A citizen-led air quality project in Brussels, Belgium has revealed a striking disparity in pollution levels across the city.
Results from the CurieuzenAir initiative – the Belgian capital’s largest ever ‘citizen science’ project on air quality – found that socio-economically vulnerable neighbourhoods were more likely to suffer from high pollution levels.
Between 25 September and 23 October 2021, 3,000 residents mapped the concentration of nitrogen dioxide (NO2) – a key indicator of air pollution caused by traffic – in their streets via measuring tubes outside their homes.
While a slight drop in overall pollution was observed, there were stark differences in its distribution across the city.
“CurieuzenAir is a great example of the importance of citizen science,” said Alain Maron, Brussels Minister for Climate Transition, Environment, Social Affairs and Health.
“Thanks to all the citizens that took part in the project, we collected unprecedented results on air pollution in Brussels, which help us to better understand the problem in our city.
“While we see that the situation is slowly improving, the concentrations measured still remain unacceptable, and call for urgent, in-depth action – we need to make sure that everyone in the city, wherever they live and whatever they earn, get to breathe clean and healthy air.”

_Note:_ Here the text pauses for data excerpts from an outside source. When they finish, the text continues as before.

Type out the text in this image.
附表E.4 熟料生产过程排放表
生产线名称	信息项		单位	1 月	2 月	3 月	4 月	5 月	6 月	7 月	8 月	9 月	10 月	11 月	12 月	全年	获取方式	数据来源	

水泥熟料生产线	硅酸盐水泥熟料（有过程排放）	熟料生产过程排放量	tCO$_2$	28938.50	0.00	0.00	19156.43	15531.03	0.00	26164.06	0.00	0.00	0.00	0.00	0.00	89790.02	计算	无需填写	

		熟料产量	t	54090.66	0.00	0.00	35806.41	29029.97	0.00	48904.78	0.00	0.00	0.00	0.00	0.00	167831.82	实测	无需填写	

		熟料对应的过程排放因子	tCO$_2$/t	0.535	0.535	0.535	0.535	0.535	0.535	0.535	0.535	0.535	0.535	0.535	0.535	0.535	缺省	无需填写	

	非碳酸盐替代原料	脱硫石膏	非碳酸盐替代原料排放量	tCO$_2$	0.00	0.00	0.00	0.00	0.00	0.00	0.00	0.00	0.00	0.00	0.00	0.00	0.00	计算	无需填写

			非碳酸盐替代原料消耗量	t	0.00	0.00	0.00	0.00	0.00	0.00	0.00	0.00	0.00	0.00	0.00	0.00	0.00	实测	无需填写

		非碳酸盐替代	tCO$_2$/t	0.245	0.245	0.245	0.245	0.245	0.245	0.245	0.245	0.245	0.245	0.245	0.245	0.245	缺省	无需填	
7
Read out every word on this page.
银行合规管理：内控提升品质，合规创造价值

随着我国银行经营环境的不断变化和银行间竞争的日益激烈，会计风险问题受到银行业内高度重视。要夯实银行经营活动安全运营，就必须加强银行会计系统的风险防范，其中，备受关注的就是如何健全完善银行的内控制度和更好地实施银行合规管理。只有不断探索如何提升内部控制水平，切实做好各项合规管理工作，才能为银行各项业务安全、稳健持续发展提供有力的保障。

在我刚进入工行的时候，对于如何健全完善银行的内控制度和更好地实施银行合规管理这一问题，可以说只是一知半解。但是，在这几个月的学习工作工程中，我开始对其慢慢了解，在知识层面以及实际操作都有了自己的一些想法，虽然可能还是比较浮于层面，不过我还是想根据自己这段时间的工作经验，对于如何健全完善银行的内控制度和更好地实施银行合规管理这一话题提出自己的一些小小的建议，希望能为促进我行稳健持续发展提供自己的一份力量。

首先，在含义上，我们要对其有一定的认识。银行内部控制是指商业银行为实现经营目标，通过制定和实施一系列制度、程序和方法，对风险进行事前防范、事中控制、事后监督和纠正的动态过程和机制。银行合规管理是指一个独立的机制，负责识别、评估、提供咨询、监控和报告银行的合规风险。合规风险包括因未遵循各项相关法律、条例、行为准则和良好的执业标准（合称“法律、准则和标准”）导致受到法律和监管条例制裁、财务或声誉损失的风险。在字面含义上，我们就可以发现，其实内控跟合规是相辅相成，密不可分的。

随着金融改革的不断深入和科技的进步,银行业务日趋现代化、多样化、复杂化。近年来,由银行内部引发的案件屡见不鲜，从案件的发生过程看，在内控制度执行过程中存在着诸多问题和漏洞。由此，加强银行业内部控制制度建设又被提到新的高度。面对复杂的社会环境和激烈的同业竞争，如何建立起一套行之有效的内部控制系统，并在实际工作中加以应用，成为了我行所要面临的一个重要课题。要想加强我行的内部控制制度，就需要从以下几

Commenting on the improvement in air quality observed in the study, Dirk Jacobs, Professor of Sociology at the Université Libre de Bruxelles told capitaltribunenews.com: “[This] has to do with EU policies – higher standards for combustion engines in cars and regional policy steps like the introduction [of the] Low Emission Zone and stimulating cycling.
“There is also the temporary Covid-effect as measurements were done in October when a lot of people still were obliged to work from home, so air quality will in the meantime have gotten worse again, as we can see in the permanent measurement points of the government.”
Using an interactive dot map, each measuring point was assigned a colour corresponding to the value measured.
CurieuzenAir found that 1.4 per cent of Brussels citizens – 17,000 people – are exposed to air quality exceeding the 40 µg/m3 European air quality standards.
Additionally, 98.4 per cent of the population – 1.2 million inhabitants – live or work in areas exposed to pollution above the World Health Organization’s new threshold value of above 10 µg m-3, showing the broad impact of air pollution on the community’s public health.
The programme was supported by Bloomberg Philanthropies’ Brussels Clean Air Partnership in conjunction with the University of Antwerp, urban movement BRAL, the Université libre de Bruxelles and Brussels Environnement.
“It is definitely not pleasant to hear that you live or work at a red location,” said Professor Filip Meysman, University of Antwerp, Coordinator of CurieuzenAir.
“But that is also the purpose of our research: to make hotspots of air pollution visible and ensure that local policy makers can improve the traffic situation.”